CAREER: Binghamton University, Binghamton, NY, assistant professor of art history, 1998—. Canadian Center for Architecture, visiting scholar, 2000-01.
MEMBER: Association Internationale des Critiques d'Art, College Art Association of America, Society of Architectural Historians.
WRITINGS:
(Editor) Guy Debord and the Situationist International:Texts and Documents, MIT Press (Cambridge, MA), 2002.
Contributor to books, including Another City for Another Life: Constant's New Babylon, MIT Press (Cambridge, MA), 2001. Contributor to periodicals, including October, Grey Room, and Art in America.
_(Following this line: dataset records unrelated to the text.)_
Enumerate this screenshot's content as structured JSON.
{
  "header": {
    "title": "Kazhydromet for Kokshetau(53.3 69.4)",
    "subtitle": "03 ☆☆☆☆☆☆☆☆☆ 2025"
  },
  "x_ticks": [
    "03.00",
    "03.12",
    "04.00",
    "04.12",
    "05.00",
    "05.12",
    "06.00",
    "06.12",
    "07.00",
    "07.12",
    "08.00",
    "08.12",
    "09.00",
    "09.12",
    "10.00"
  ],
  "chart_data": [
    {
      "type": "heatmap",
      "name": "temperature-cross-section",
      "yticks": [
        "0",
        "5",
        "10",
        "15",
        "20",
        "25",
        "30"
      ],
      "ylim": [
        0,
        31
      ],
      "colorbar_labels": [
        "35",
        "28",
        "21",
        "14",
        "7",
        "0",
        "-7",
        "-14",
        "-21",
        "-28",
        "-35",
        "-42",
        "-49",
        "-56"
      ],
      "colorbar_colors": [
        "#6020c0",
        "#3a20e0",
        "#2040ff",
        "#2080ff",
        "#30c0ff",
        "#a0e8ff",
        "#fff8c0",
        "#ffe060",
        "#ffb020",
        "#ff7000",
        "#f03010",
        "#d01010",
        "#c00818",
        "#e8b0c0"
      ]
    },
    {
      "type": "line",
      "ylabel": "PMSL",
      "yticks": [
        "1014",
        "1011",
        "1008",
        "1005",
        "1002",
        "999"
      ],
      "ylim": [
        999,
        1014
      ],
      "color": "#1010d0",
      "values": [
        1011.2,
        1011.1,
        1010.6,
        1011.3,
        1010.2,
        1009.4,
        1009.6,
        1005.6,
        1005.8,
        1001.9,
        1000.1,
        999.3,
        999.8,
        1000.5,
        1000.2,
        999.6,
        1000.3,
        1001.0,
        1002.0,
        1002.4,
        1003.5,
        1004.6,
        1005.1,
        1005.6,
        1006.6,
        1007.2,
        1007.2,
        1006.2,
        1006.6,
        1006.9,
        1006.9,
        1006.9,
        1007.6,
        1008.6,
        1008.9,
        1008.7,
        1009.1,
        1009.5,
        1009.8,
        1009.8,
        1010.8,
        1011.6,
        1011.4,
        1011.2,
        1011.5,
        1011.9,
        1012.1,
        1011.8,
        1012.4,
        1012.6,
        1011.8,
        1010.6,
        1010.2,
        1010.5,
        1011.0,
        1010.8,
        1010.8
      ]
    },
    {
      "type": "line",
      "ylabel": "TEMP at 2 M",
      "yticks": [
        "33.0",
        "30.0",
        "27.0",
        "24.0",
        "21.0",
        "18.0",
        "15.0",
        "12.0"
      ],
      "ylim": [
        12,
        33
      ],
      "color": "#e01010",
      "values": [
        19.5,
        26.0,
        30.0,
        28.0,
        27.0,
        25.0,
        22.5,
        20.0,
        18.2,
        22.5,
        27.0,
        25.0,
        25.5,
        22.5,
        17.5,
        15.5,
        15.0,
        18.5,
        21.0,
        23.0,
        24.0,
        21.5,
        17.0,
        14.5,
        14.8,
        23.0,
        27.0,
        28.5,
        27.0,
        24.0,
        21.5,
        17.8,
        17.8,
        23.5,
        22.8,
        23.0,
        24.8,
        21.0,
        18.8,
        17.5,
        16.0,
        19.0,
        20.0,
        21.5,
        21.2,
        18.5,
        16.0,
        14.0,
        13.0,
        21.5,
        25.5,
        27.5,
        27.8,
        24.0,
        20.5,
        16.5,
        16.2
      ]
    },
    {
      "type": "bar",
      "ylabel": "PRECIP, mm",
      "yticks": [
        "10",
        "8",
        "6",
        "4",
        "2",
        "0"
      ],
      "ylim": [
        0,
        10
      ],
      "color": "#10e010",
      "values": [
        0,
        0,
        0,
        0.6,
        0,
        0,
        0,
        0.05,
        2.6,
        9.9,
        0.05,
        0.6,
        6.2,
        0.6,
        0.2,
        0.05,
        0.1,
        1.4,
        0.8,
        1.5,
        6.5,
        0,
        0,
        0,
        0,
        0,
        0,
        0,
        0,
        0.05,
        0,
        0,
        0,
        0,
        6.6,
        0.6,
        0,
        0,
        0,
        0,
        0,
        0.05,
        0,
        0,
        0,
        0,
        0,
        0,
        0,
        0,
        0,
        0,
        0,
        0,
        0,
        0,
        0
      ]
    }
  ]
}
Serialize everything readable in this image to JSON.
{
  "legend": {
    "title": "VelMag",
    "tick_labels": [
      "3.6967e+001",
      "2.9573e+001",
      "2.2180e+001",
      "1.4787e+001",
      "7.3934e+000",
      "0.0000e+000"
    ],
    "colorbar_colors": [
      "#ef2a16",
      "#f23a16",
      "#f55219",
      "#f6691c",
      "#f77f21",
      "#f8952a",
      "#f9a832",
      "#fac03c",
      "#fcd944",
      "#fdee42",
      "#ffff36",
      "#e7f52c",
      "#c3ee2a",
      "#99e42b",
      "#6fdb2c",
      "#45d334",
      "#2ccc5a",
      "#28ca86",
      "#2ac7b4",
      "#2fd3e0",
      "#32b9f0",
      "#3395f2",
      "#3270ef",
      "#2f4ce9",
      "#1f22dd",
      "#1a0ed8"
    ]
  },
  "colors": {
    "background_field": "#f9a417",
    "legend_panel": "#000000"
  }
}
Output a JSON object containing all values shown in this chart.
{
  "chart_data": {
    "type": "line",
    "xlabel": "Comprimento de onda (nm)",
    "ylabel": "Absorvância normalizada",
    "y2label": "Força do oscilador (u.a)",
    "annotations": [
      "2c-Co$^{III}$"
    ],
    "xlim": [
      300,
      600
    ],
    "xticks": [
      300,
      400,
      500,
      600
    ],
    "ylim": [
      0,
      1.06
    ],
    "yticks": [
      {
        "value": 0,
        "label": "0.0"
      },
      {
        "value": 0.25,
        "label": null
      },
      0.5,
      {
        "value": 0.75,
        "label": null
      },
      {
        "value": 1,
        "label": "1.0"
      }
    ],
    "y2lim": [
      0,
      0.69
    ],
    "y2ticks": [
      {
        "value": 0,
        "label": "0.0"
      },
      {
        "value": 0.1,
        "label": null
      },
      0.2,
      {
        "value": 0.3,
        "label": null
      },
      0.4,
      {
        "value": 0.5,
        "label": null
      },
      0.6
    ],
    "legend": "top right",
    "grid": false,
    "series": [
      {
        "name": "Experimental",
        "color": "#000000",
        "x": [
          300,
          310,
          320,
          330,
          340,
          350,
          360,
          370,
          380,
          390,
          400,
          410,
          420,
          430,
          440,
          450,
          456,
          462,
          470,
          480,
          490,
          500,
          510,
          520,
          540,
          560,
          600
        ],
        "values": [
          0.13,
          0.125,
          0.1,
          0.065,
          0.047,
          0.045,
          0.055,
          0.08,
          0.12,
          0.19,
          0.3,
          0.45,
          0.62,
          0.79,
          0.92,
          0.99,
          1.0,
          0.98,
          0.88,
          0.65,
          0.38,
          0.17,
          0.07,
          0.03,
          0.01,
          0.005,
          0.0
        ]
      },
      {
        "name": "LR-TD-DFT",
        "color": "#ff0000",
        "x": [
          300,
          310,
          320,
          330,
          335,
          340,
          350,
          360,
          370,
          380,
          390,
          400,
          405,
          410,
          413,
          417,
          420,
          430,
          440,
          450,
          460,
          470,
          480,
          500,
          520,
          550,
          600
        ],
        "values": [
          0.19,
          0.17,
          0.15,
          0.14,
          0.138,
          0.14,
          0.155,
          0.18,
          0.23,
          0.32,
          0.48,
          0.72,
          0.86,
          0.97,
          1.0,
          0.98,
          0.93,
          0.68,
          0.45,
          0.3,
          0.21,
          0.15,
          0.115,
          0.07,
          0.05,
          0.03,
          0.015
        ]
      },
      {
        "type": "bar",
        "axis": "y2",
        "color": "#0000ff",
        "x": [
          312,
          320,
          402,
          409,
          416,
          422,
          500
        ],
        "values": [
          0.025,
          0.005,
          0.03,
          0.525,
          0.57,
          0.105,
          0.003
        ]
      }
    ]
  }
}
WORK IN PROGRESS: Editing The Invisible Flaneuse? Gender and Public Space in Nineteenth-Century Paris, with Aruna D'Souza, for Manchester University Press (Manchester, England); "The Beautiful Language of My Century": Reinventing the Language of Contestation in Postwar France, completion expected in 2004; Missed Encounters: The Middle-Class Misrecognition of Urban Experience in the Modern World, 2005; research on montage practices in postwar France, 1945-68, in the visual arts, literature, and film, and on the rediscovery of collage as an avant-garde strategy; research on anxiety and the experience of the modern city from the later eighteenth century to the twentieth century, and on the encounter with the stranger as a source of threat to the individual subject.
BIOGRAPHICAL AND CRITICAL SOURCES:
PERIODICALS
Afterimage, September-October, 2002, Jane Fletcher, review of Guy Debord and the Situationist International: Texts and Documents, p. 17.
Library Journal, January, 2003, Ali Houissa, review of Guy Debord and the Situationist International, p. 111.